Pancasila Potret Toleransi Kemajemukan Beragama

Oleh : Djoko Tetuko, Pemimpin Redaksi Wartatransparansi

Pancasila Potret Toleransi Kemajemukan Beragama
H. Djoko Tetuko Abdul Latief

Indonesia dengan mayoritas penduduk beragama Islam, ketika detik-detik menjelang kemerdekaan Republik Indonesia, menyatakan diri sebagai Negara Republik Indonesia, bukan Negara Islam dan juga bukan negara dengan hukum Islam merupakan toleransi tertinggi dalam berbangsa dan bernegara.

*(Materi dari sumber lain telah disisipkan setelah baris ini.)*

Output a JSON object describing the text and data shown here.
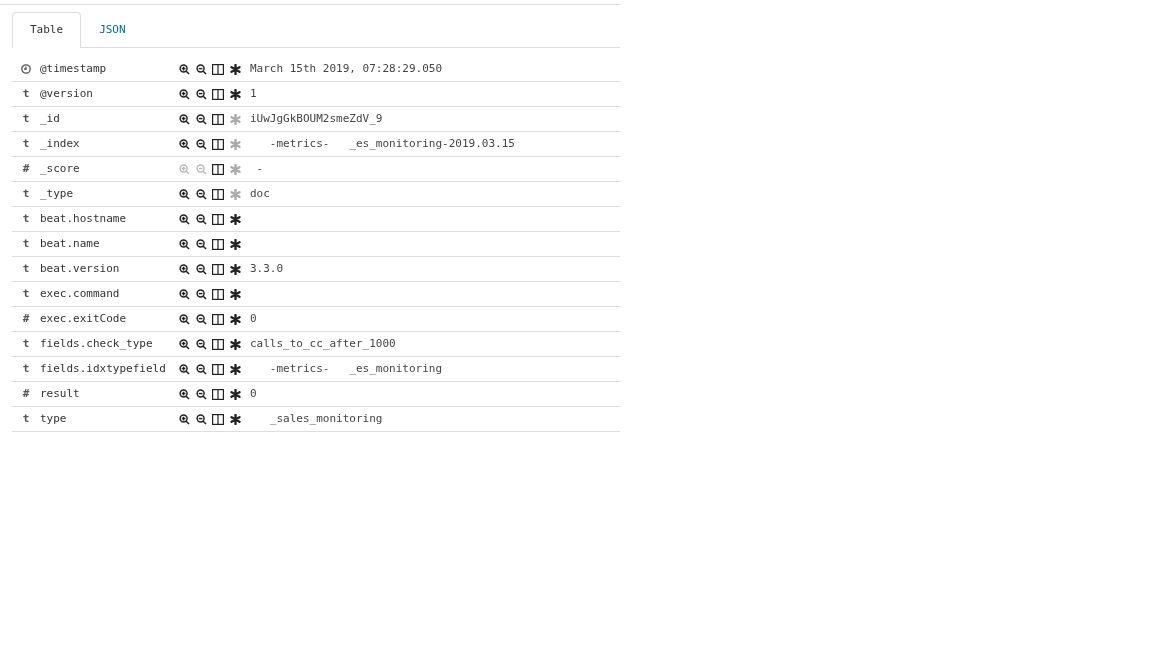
{
  "tabs": [
    {
      "label": "Table",
      "selected": true
    },
    {
      "label": "JSON",
      "selected": false
    }
  ],
  "rows": [
    {
      "kind": "date",
      "field": "@timestamp",
      "value": "March 15th 2019, 07:28:29.050",
      "filterable": true,
      "exists_filterable": true
    },
    {
      "kind": "string",
      "type_label": "t",
      "field": "@version",
      "value": "1",
      "filterable": true,
      "exists_filterable": true
    },
    {
      "kind": "string",
      "type_label": "t",
      "field": "_id",
      "value": "iUwJgGkBOUM2smeZdV_9",
      "filterable": true,
      "exists_filterable": false
    },
    {
      "kind": "string",
      "type_label": "t",
      "field": "_index",
      "value": "   -metrics-   _es_monitoring-2019.03.15",
      "filterable": true,
      "exists_filterable": false
    },
    {
      "kind": "number",
      "type_label": "#",
      "field": "_score",
      "value": " -",
      "filterable": false,
      "exists_filterable": false
    },
    {
      "kind": "string",
      "type_label": "t",
      "field": "_type",
      "value": "doc",
      "filterable": true,
      "exists_filterable": false
    },
    {
      "kind": "string",
      "type_label": "t",
      "field": "beat.hostname",
      "filterable": true,
      "exists_filterable": true
    },
    {
      "kind": "string",
      "type_label": "t",
      "field": "beat.name",
      "filterable": true,
      "exists_filterable": true
    },
    {
      "kind": "string",
      "type_label": "t",
      "field": "beat.version",
      "value": "3.3.0",
      "filterable": true,
      "exists_filterable": true
    },
    {
      "kind": "string",
      "type_label": "t",
      "field": "exec.command",
      "filterable": true,
      "exists_filterable": true
    },
    {
      "kind": "number",
      "type_label": "#",
      "field": "exec.exitCode",
      "value": "0",
      "filterable": true,
      "exists_filterable": true
    },
    {
      "kind": "string",
      "type_label": "t",
      "field": "fields.check_type",
      "value": "calls_to_cc_after_1000",
      "filterable": true,
      "exists_filterable": true
    },
    {
      "kind": "string",
      "type_label": "t",
      "field": "fields.idxtypefield",
      "value": "   -metrics-   _es_monitoring",
      "filterable": true,
      "exists_filterable": true
    },
    {
      "kind": "number",
      "type_label": "#",
      "field": "result",
      "value": "0",
      "filterable": true,
      "exists_filterable": true
    },
    {
      "kind": "string",
      "type_label": "t",
      "field": "type",
      "value": "   _sales_monitoring",
      "filterable": true,
      "exists_filterable": true
    }
  ]
}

Bahwa agama mayoritas menjadi terdepan dalam berbangsa dan bernegara, juga sudah final. Sehingga setiap kegiatan resmi dengan diawali atau diakhiri membaca doa, maka pembaca doa dari wakil tokoh agama yang mayoritas di wilayah itu.

Sila sila ke-1 Pancasila, “Ketuhanan Yang Maha Esa”, juga menjadi kunci pelaksanaan 4 sila lainnya dalam menjaga, kemanusiaan yang adil dan beradab, persatuan Indonesia, permusyawaratan dan perwakilan, serta keadilan sosial.

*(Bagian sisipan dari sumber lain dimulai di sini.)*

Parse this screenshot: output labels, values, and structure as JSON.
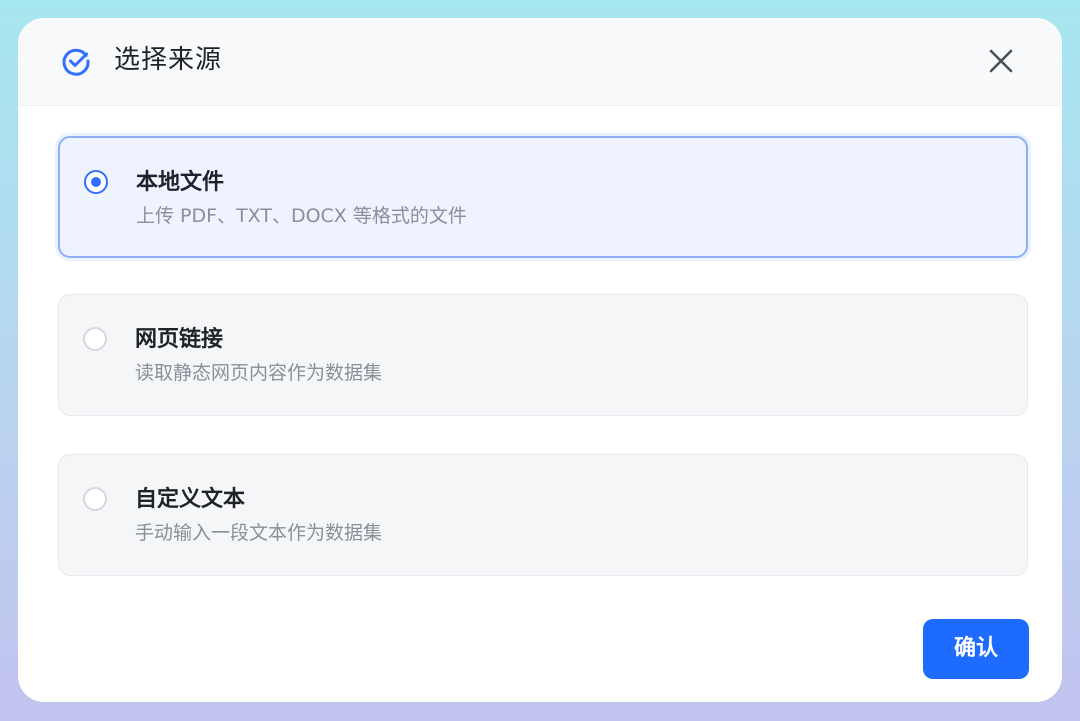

Ulama kharismatik pendiri Nahdlatul Ulama (NU) KH Hasyim Asy’ari, sudah memberikan hasil ijtihad melalui proses sangat spriritual, dengan merestui Pancasila sebagai Dasar Negara, maka Pancasila sejak saat itu sudah menjadi potret toleransi beragama atau toleransi umat beragama.

Peran tokoh bangsa, tokoh masyarakat, tokoh kampung, tokoh agama, mengembalikan kebangsaan dalam kemajemukan, termasuk dalam memupuk toleransi beragama, merupakan kunci menjaga irama kemajemukan dalam beragama.

Sebagaimana harapan Presiden Joko Widodo (Jokowi), Kamis (8/4/2021), saat membuka Musyawarah Kerja Nasional (Mukernas) dan Musyawarah Nasional (Munas) Alim Ulama Partai Kebangkitan Bangsa (PKB), di Istana Negara, Jakarta.

Presiden Jokowi juga menegaskan bahwa pemerintah tidak akan berkompromi terhadap tindakan intoleran yang dapat merusak sendi-sendi kehidupan berbangsa dan bernegara.

Pemerintah juga berkomitmen untuk selalu menghidupkan moderasi beragama dalam kehidupan bermasyarakat.

Kemajemukan dan keberagaman dalam berbangsa, bernegara, dan beragama di Indonesia, sudah tertata dengan baik dan sangat dinamis. Juga mengalami kemajuan dan kemuliaan. Bahkan sudah lebih dewasa dalam beribadah. Hal itu terbukti bahwa pemahaman masyarakat sudah mampu membedakan membudaya dengan ajaran agama, walaupun belum sempurna.